Agile development, we bid thee adieu,
Thou wert a bright star in our sky,
And though now we say our fey goodbye,
We’ll hold onto the lessons we learned from you.

Darkness Reigns: A Tale of Terror and Despair in the Heart of the Night

[Or, a Poe-m on Good Enough Software]

 

Once upon a midnight dreary, as I pondered, weak and weary,

Over many a quaint and curious volume of software code galore,

While I nodded, nearly napping, suddenly there came a tapping,

As of someone gently rapping, rapping at my coding door.

“‘Tis some visitor,” I muttered, “tapping at my coding door—

Only this, and nothing more.”

 

Ah, distinctly I remember it was in the bleak December,

And each separate dying ember wrought its ghost upon the floor.

Eagerly I wished the morrow;—vainly I had sought to borrow

From my software stacks surcease of sorrow—sorrow for code forevermore.

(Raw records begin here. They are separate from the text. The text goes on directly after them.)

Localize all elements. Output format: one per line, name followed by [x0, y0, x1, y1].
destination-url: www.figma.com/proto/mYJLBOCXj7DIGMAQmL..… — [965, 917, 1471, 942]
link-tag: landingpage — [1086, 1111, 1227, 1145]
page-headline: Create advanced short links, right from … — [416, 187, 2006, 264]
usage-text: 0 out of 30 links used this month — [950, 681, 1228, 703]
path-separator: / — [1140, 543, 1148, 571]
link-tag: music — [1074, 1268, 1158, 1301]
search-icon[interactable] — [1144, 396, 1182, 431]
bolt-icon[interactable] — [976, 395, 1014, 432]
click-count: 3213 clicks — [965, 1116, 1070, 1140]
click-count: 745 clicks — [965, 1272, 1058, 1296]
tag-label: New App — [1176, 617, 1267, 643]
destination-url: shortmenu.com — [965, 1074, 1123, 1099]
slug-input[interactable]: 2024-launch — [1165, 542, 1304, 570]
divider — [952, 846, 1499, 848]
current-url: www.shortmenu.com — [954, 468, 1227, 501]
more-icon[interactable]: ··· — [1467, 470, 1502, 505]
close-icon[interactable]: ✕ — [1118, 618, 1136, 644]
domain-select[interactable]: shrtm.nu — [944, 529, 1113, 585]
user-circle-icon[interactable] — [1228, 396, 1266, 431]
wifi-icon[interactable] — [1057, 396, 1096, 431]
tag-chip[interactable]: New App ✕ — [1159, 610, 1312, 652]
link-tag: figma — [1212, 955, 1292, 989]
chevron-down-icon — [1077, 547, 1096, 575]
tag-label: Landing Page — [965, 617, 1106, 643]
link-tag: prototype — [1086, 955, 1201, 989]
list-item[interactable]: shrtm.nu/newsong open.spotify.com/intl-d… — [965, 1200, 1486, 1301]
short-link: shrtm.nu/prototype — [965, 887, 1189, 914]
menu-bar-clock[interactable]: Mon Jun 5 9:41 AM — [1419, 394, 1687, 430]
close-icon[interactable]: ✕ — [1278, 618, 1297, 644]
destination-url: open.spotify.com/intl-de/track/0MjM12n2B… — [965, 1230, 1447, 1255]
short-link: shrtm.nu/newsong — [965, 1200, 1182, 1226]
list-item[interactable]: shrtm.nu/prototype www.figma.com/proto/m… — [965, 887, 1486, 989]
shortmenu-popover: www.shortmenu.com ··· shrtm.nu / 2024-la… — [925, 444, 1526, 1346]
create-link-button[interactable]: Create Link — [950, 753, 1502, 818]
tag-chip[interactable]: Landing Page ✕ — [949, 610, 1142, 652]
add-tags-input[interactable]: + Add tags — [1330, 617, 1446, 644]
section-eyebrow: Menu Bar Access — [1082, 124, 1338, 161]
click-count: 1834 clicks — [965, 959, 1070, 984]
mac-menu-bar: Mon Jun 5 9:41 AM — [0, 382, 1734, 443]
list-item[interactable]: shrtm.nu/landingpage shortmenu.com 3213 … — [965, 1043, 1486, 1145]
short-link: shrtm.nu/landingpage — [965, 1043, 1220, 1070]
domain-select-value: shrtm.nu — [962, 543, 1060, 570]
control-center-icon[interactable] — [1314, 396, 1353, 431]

For the rare and radiant feature that the users seek to adore,

Nameless here for evermore.

 

But as I sat there coding, suddenly there came an omen foreboding,

A question that haunted me with its phantom terror evermore—

What is this “good enough” software, this mysterious coding lore?

What quantification defines its measure, its required score?

Is it a simple metric, or something much more?

 

Thus I sought to uncover, to fathom the depths of this coding wonder,

To seek the answers hidden within this mysterious coding lore.

For what is software, but a tool of our own creation,

A means to an end, a bridge to our salvation,

A way to make our dreams a reality, a pathway to more.

 

And so I pondered, evermore, on this question of “good enough” software,

And what it means for the requirements we seek to explore.

For if we cannot quantify, if we cannot define,

What we need in our software, what is on the line,

Then how can we ever hope to meet those needs and more?

 

In the end, I found the answer, hidden in the code that we write,

In the way we approach our work, in the way we seek to delight,

Our users and our customers, our partners and our friends,

In the way we approach our coding, and the journey that never ends.

 

For good enough software is not a simple metric, not a simple score,

But a mindset, a philosophy, a way of coding evermore,

A way to seek perfection, but to accept imperfection too,

A way to strive for excellence, but to know when to say “we’re through.”

 

And so I leave you with this, my friends, my fellow coders, my kin,

A message from the depths of my soul, from the very depths within:

Seek to quantify, seek to measure, seek to meet your requirements true,

But remember that good enough software is a journey, not a destination, it’s a way of life, ever anew.